I absolutely save money and time by constantly using everything at the highest reasoning. I guess my use case and needs are different from others, but I really don’t understand how it can be true when people say they don’t need the highest reasoning and best model. Every time I drop down, things are missed, code gets unnecessarily bloated, more mistakes, and more iterations to solve the same problem. I think it might be because I’m spending a lot of time in a legacy system that I’m trying to clean up, and given the messiness, one needs all the reasoning available to decode what the hell is going on in there.
They could hide this behind a harness that picks the correct model for you, but devs don't seem to like that.
There's also the 'effort' slider, which I guess how many experts in the MoE are evaluated and how long reasoning chains are allowed to go on, which is the 'smooth' scaling you are thinking of.
Their dev guide has the following:
> Use gpt-5.6-sol for frontier capability, gpt-5.6-terra for a balance of intelligence and cost, or gpt-5.6-luna for efficient, high-volume workloads. The gpt-5.6 alias routes requests to gpt-5.6-sol
https://developers.openai.com/api/docs/guides/latest-model#u...
Luna is good too, for classification tasks or any pre-processing task that is not critical
"i really wish this thing in my non native language was easier to decipher"
huh? if you dont know the words then read them in your native language. Sol/Terra/Luna are immediately unambiguous to an english speaker with any sense.
Getting rid of that seems like a step back. Just a personal nit though.
I've seen buzz about this elsewhere as well but to me effort levels seem more like spend limits disguised with another word. I don't think they should even exist.
Terra when you need to get shit done here on Earth, Luna for moonshots, and SOl for when you want to launch something into the sun..
..right?
I agree with them, Sol, Terra, and Luna are confusing names. They mean the same thing as GPT-5.6-Max, GPT-5.6-Plus, and GPT-5.6-Fast but require base knowledge for an analogy.
It feels like it was adding by the marketing department.
Similar to Anthropic's size/length based naming: Opus > Sonnet > Haiku
These names seem easy to understand to me, and much clearer than suffixes like -max and -plus.

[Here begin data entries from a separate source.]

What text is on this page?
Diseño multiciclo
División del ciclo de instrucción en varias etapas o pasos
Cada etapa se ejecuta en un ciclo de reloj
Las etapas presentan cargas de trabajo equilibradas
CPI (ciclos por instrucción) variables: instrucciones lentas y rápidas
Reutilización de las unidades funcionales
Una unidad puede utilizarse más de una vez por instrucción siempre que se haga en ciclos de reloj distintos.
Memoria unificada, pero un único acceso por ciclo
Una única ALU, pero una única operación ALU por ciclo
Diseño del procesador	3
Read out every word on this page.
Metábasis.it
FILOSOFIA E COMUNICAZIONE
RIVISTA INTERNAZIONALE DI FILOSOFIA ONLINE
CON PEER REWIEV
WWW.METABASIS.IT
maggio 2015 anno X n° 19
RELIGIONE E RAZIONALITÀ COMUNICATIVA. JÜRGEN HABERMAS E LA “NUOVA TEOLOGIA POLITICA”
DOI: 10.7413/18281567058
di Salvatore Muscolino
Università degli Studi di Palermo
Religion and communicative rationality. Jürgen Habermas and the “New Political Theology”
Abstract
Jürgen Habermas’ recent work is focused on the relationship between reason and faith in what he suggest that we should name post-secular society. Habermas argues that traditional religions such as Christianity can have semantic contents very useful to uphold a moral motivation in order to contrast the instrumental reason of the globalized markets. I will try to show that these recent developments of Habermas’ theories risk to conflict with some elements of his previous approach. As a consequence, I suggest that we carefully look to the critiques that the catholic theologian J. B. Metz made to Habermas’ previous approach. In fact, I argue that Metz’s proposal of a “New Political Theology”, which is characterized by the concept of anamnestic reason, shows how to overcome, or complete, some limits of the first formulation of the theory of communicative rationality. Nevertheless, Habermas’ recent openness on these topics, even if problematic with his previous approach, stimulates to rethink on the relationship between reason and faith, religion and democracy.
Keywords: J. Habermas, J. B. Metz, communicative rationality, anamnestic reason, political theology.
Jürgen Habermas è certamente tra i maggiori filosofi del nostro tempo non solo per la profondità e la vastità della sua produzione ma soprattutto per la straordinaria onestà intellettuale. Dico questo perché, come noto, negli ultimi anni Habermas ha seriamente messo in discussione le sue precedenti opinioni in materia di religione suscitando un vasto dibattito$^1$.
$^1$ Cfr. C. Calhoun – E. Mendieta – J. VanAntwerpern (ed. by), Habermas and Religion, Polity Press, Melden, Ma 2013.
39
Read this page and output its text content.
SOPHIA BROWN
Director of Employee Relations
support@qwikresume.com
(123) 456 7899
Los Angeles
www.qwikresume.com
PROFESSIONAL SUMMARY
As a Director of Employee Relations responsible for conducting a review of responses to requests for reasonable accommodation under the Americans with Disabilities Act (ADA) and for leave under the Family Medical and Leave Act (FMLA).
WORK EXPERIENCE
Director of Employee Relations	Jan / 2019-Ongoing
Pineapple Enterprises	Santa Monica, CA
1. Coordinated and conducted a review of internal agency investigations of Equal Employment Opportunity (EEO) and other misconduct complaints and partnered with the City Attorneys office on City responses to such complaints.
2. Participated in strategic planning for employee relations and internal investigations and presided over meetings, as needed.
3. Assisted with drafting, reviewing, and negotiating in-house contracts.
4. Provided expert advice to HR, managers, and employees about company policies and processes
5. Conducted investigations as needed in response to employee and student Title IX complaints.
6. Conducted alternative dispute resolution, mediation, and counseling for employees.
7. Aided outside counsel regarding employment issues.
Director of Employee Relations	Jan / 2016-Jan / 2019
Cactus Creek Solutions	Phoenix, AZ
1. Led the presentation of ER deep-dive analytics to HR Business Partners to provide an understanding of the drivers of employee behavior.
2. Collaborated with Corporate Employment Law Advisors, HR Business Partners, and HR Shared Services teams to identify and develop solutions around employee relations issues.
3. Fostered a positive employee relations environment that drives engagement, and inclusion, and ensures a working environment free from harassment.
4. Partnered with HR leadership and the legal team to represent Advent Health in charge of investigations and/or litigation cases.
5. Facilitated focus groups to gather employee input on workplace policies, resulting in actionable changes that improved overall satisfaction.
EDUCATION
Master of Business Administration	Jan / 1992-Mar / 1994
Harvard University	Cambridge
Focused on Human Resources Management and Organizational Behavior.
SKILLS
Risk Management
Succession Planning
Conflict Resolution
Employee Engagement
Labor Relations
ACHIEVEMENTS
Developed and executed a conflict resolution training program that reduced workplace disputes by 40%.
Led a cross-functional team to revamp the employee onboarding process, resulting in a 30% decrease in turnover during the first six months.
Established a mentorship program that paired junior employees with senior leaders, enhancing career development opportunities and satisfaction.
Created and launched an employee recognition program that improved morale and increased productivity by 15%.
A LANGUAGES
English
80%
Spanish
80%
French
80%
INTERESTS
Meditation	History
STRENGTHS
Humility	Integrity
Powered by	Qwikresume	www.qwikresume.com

You don't actually explain why or how these names are "easy to understand" just state that they simply are. That's great; to me, they aren't obvious or intuitive at all. May have well just start randomly pointing at dictionary words.
I'll admit though that until recently I never really thought about Anthropic's naming scheme as having meaning (an Opus being longer than a Sonnet, being longer than a Haiku).
Or something like dog/puppy/sperm.
But do they though? When do you use GPT-5.6-Max-Low vs. GPT-5.6-Plus High? Or GPT-5.6-Fast-Xhigh? What's the Pareto optimal choice (outcome and price)? According to the benches it seems to bop around and the even if the benches are accurate the best choice isn't always consistent.
You don't, because that isn't something I proposed using for model naming.
I called them GPT-5.6-Max, GPT-5.6-Plus, and GPT-5.6-Fast. Reasoning levels are distinct from the model design itself, and the UI makes that clear.
Plus, using that same flawed argument this would be called GPT-5.6-Sol-Low or GPT-5.6-Luna-High which also makes no sense/is confusing. So that argument applies (or more accurately doesn't), no matter the model names.
Anthropic ships models with a helpful one-liner tag that makes the model hierarchy obvious. I think it wouldn't hurt if OpenAI did the same.
I already know plenty who had no clue what the difference between Terra and Luna would be.